The Virtual Business Challenge focuses on different concepts found within the simulation. FCCLA members will not be able to control every concept, and are only able to manipulate the actions enabled for that specific challenge. All other concepts will be set adequately and controlled for the teams. Assignments explaining Challenge goals and objectives will be available within the competition files.

=== Programs ===

==== Say Yes To FCS ====
Say Yes to FCS is a national outreach campaign designed to bring attention to home economics education as a valuable and viable career path. The campaign hosts activities like signing ceremonies, competitions, and educator awareness days.

==== National Outreach Project ====
Each year Family, Career and Community Leaders of America (FCCLA) establishes a National Outreach Project with a partner organization to reach to the community and help work towards a cause. The National Outreach Project is a national community service activity that gives our state delegations/members the opportunity to make a united impact concerning a need that the National Executive Council decides to address.

FCCLA started the National Outreach Project at the 1997 National Leadership Meeting in San Diego, California where 38 states participated in donating over 6,000 various items to shelters/agencies in San Diego. The focus of the project changed over the years to focus on the needs of each community where FCCLA chapters are located. Members are now encouraged to focus on the needs of their local community. The success continues year to year and today FCCLA is still working toward donating money.

==== Japanese Exchange Program ====
FCCLA offers a six-week exchange program that allows member to learn in Japan.

==== Youth Scholarships ====
FCCLA, along with FCCLA's generous partners and sponsors, awards over $13,500,000 in scholarships and awards annually. FCCLA members are strongly encouraged to apply for the youth scholarship opportunities.

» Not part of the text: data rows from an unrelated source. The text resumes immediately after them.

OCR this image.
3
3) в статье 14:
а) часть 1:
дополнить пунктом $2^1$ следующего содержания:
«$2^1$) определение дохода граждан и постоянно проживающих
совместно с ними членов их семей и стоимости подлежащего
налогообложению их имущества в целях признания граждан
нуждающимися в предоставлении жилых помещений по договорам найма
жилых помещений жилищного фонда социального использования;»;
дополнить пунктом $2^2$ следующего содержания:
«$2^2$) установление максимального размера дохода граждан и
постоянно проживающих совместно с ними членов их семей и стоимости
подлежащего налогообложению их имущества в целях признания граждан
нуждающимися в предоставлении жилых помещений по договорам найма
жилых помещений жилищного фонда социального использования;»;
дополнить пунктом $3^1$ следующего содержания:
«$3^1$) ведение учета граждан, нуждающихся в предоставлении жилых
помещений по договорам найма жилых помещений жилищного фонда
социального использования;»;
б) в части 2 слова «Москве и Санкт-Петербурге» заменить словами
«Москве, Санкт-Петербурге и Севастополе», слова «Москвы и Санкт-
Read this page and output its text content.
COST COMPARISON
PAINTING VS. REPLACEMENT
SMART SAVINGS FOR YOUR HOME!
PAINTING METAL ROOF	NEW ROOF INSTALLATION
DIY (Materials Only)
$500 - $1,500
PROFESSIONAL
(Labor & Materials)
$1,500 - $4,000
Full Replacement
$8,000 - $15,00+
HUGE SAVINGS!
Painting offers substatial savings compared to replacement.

== National board of directors ==
The national board of directors is the legal governing body of the Family, Career and Community Leaders of America. FCCLA's board of directors has seven members elected by related organizations and groups, six members ex-officio, four youth members, and two members-at-large elected by the board. The total number of board members shall not exceed 19. The primary functions of the board of directors are to set policies related to program, personnel, and fiscal matters and to be responsible for sound management. FCCLA's executive director serves as the chief administrative officer of the organization. The board receives and acts upon the recommendations of the Executive Director relative to the management of personnel, program, and fiscal matters. FCCLA's Executive Director also serves on the board of directors but does not have the power to cast a vote.

== National Executive Council and national officers ==
Ten youth leaders elected annually at FCCLA’s National Leadership Conference make up the National Executive Council and serve a one-year term as the representative body of FCCLA. The National Executive Council’s primary function is program development, program implementation, and public relations.

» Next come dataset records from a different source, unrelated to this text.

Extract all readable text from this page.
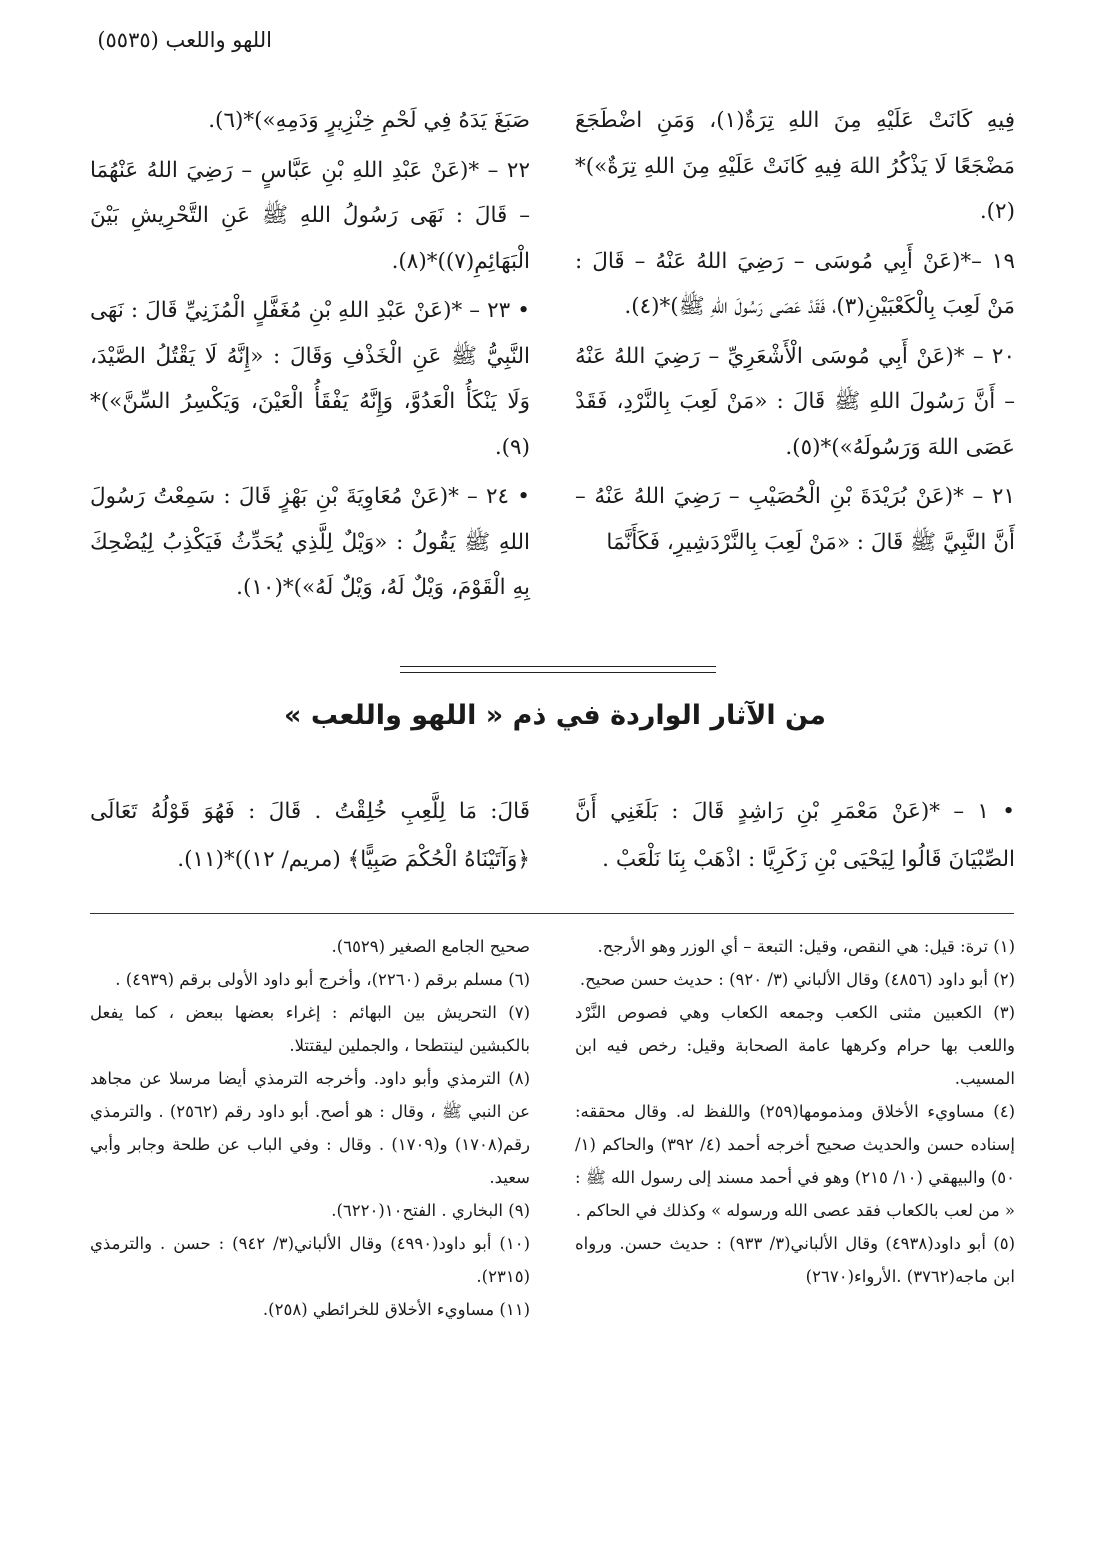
اللهو واللعب (٥٥٣٥)

فِيهِ كَانَتْ عَلَيْهِ مِنَ اللهِ تِرَةٌ(١)، وَمَنِ اضْطَجَعَ مَضْجَعًا لَا يَذْكُرُ اللهَ فِيهِ كَانَتْ عَلَيْهِ مِنَ اللهِ تِرَةٌ»)*(٢).

١٩ –*(عَنْ أَبِي مُوسَى – رَضِيَ اللهُ عَنْهُ – قَالَ : مَنْ لَعِبَ بِالْكَعْبَيْنِ(٣)، فَقَدْ عَصَى رَسُولَ اللهِ ﷺ)*(٤).

٢٠ – *(عَنْ أَبِي مُوسَى الْأَشْعَرِيِّ – رَضِيَ اللهُ عَنْهُ – أَنَّ رَسُولَ اللهِ ﷺ قَالَ : «مَنْ لَعِبَ بِالنَّرْدِ، فَقَدْ عَصَى اللهَ وَرَسُولَهُ»)*(٥).

٢١ – *(عَنْ بُرَيْدَةَ بْنِ الْحُصَيْبِ – رَضِيَ اللهُ عَنْهُ – أَنَّ النَّبِيَّ ﷺ قَالَ : «مَنْ لَعِبَ بِالنَّرْدَشِيرِ، فَكَأَنَّمَا

صَبَغَ يَدَهُ فِي لَحْمِ خِنْزِيرٍ وَدَمِهِ»)*(٦).

٢٢ – *(عَنْ عَبْدِ اللهِ بْنِ عَبَّاسٍ – رَضِيَ اللهُ عَنْهُمَا – قَالَ : نَهَى رَسُولُ اللهِ ﷺ عَنِ التَّحْرِيشِ بَيْنَ الْبَهَائِمِ(٧))*(٨).

• ٢٣ – *(عَنْ عَبْدِ اللهِ بْنِ مُغَفَّلٍ الْمُزَنِيِّ قَالَ : نَهَى النَّبِيُّ ﷺ عَنِ الْخَذْفِ وَقَالَ : «إِنَّهُ لَا يَقْتُلُ الصَّيْدَ، وَلَا يَنْكَأُ الْعَدُوَّ، وَإِنَّهُ يَفْقَأُ الْعَيْنَ، وَيَكْسِرُ السِّنَّ»)*(٩).

• ٢٤ – *(عَنْ مُعَاوِيَةَ بْنِ بَهْزٍ قَالَ : سَمِعْتُ رَسُولَ اللهِ ﷺ يَقُولُ : «وَيْلٌ لِلَّذِي يُحَدِّثُ فَيَكْذِبُ لِيُضْحِكَ بِهِ الْقَوْمَ، وَيْلٌ لَهُ، وَيْلٌ لَهُ»)*(١٠).

من الآثار الواردة في ذم « اللهو واللعب »

• ١ – *(عَنْ مَعْمَرِ بْنِ رَاشِدٍ قَالَ : بَلَغَنِي أَنَّ الصِّبْيَانَ قَالُوا لِيَحْيَى بْنِ زَكَرِيَّا : اذْهَبْ بِنَا نَلْعَبْ .

قَالَ: مَا لِلَّعِبِ خُلِقْتُ . قَالَ : فَهُوَ قَوْلُهُ تَعَالَى ﴿وَآتَيْنَاهُ الْحُكْمَ صَبِيًّا﴾ (مريم/ ١٢))*(١١).

(١) ترة: قيل: هي النقص، وقيل: التبعة – أي الوزر وهو الأرجح.

(٢) أبو داود (٤٨٥٦) وقال الألباني (٣/ ٩٢٠) : حديث حسن صحيح.

(٣) الكعبين مثنى الكعب وجمعه الكعاب وهي فصوص النَّرْد واللعب بها حرام وكرهها عامة الصحابة وقيل: رخص فيه ابن المسيب.

(٤) مساويء الأخلاق ومذمومها(٢٥٩) واللفظ له. وقال محققه: إسناده حسن والحديث صحيح أخرجه أحمد (٤/ ٣٩٢) والحاكم (١/ ٥٠) والبيهقي (١٠/ ٢١٥) وهو في أحمد مسند إلى رسول الله ﷺ : « من لعب بالكعاب فقد عصى الله ورسوله » وكذلك في الحاكم .

(٥) أبو داود(٤٩٣٨) وقال الألباني(٣/ ٩٣٣) : حديث حسن. ورواه ابن ماجه(٣٧٦٢) .الأرواء(٢٦٧٠)

صحيح الجامع الصغير (٦٥٢٩).

(٦) مسلم برقم (٢٢٦٠)، وأخرج أبو داود الأولى برقم (٤٩٣٩) .

(٧) التحريش بين البهائم : إغراء بعضها ببعض ، كما يفعل بالكبشين لينتطحا ، والجملين ليقتتلا.

(٨) الترمذي وأبو داود. وأخرجه الترمذي أيضا مرسلا عن مجاهد عن النبي ﷺ ، وقال : هو أصح. أبو داود رقم (٢٥٦٢) . والترمذي رقم(١٧٠٨) و(١٧٠٩) . وقال : وفي الباب عن طلحة وجابر وأبي سعيد.

(٩) البخاري . الفتح١٠(٦٢٢٠).

(١٠) أبو داود(٤٩٩٠) وقال الألباني(٣/ ٩٤٢) : حسن . والترمذي (٢٣١٥).

(١١) مساويء الأخلاق للخرائطي (٢٥٨).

FCCLA's national officers serve as the highest level of leadership within the organization, responsible for guiding and shaping the future of FCCLA's programs and initiatives. These youth leaders are elected annually at the National Leadership Conference to serve as the voice of FCCLA's more than 245,000 members nationwide.

As members of the National Executive Council, national officers play a role in program development, program implementation, and public relations.